Could you envisage a more perfect way to get people to watch a TV channel than by telling them not to watch it? It would be a surprise to almost no one if the whole row was revealed to be little more than an elaborate PR stunt designed to, as Neil says, “puncture the pomposity of our elites in business, politics, media and academia.”
The success story for GB News did not end there: the advertising boycott was, logically, followed by a boycott of the boycotters. Those warriors of free speech furiously scrawled over their decidedly un-cancelled twitter accounts, screaming at Octopus and their ilk for trying to silence the newcomer, the scrappy underdog.
Even the slew of mortifying on-air disasters helped bring GB News more and more viewers. After promising to leave the “echo chamber” of the “metropolitan mindset”, Neil found himself in an echo chamber of a different kind, as the broadcaster experienced significant sound issues. Microphones cut out, the audio was delayed and presenters’ voices reverberated around the studio in what would have been a very good re-enactment of the giant snake in the second Harry Potter movie, who haunts the Hogwarts plumbing system whispering threats in the dead of night.
Meanwhile, a dedicated selection of trolls started texting in as “Mike Hunt”, “Mike Oxlong” and “Cleo Torez” (read a loud). In what was dubbed by Times Radio presenter Stig Abell as an excellent rendition of a “supply school teacher”, Simon McCoy told the pranksters to “grow up” and warned “I’m watching you”.
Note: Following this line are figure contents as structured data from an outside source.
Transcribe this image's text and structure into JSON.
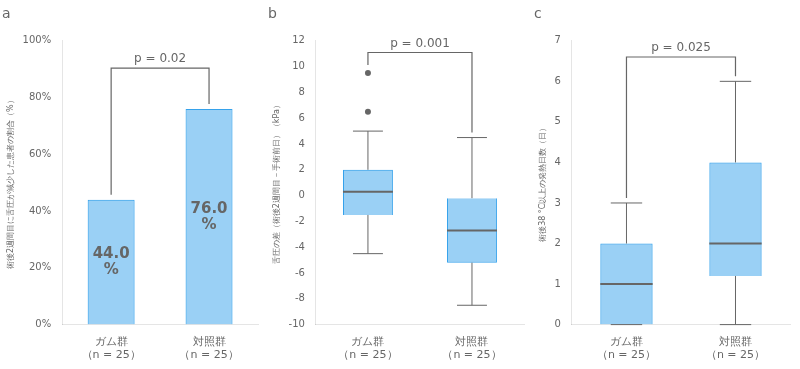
{
  "chart_data": [
    {
      "type": "bar",
      "title": "a",
      "categories": [
        "ガム群\n（n = 25）",
        "対照群\n（n = 25）"
      ],
      "values": [
        0.44,
        0.76
      ],
      "value_labels": [
        "44.0\n%",
        "76.0\n%"
      ],
      "data_labels": true,
      "ylabel": "術後2週間目に舌圧が減少した患者の割合（%）",
      "ylim": [
        0,
        1
      ],
      "yticks": [
        {
          "value": 0,
          "label": "0%"
        },
        {
          "value": 0.2,
          "label": "20%"
        },
        {
          "value": 0.4,
          "label": "40%"
        },
        {
          "value": 0.6,
          "label": "60%"
        },
        {
          "value": 0.8,
          "label": "80%"
        },
        {
          "value": 1,
          "label": "100%"
        }
      ],
      "annotations": [
        "p = 0.02"
      ],
      "grid": false
    },
    {
      "type": "box",
      "title": "b",
      "categories": [
        "ガム群\n（n = 25）",
        "対照群\n（n = 25）"
      ],
      "boxes": [
        {
          "q1": -1.5,
          "median": 0.3,
          "q3": 2.0,
          "whisker_low": -4.5,
          "whisker_high": 5.0,
          "outliers": [
            9.5,
            6.5
          ]
        },
        {
          "q1": -5.2,
          "median": -2.7,
          "q3": -0.2,
          "whisker_low": -8.5,
          "whisker_high": 4.5,
          "outliers": []
        }
      ],
      "ylabel": "舌圧の差（術後2週間目－手術前日）（kPa）",
      "ylim": [
        -10,
        12
      ],
      "yticks": [
        -10,
        -8,
        -6,
        -4,
        -2,
        0,
        2,
        4,
        6,
        8,
        10,
        12
      ],
      "annotations": [
        "p = 0.001"
      ],
      "grid": false
    },
    {
      "type": "box",
      "title": "c",
      "categories": [
        "ガム群\n（n = 25）",
        "対照群\n（n = 25）"
      ],
      "boxes": [
        {
          "q1": 0.0,
          "median": 1.0,
          "q3": 2.0,
          "whisker_low": 0.0,
          "whisker_high": 3.0,
          "outliers": []
        },
        {
          "q1": 1.2,
          "median": 2.0,
          "q3": 4.0,
          "whisker_low": 0.0,
          "whisker_high": 6.0,
          "outliers": []
        }
      ],
      "ylabel": "術後38 °C以上の発熱日数（日）",
      "ylim": [
        0,
        7
      ],
      "yticks": [
        0,
        1,
        2,
        3,
        4,
        5,
        6,
        7
      ],
      "annotations": [
        "p = 0.025"
      ],
      "grid": false
    }
  ]
}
All this did was add credence to GB News’ portrayal of itself as a “young, scrappy and hungry” Alexander Hamilton-esque character.
It also prompted the creation of a twitter account, GBNews Fails, dedicated to the blunders. At the time of writing, it has over 40,000 followers, only two days after starting. That’s tens of thousands of people watching an on-air blooper reel, but watching GB News all the same.
It’s a PR lesson for the ages: Cancel culture sells. Those determined to undermine the success of GB News have cemented its place in the media landscape.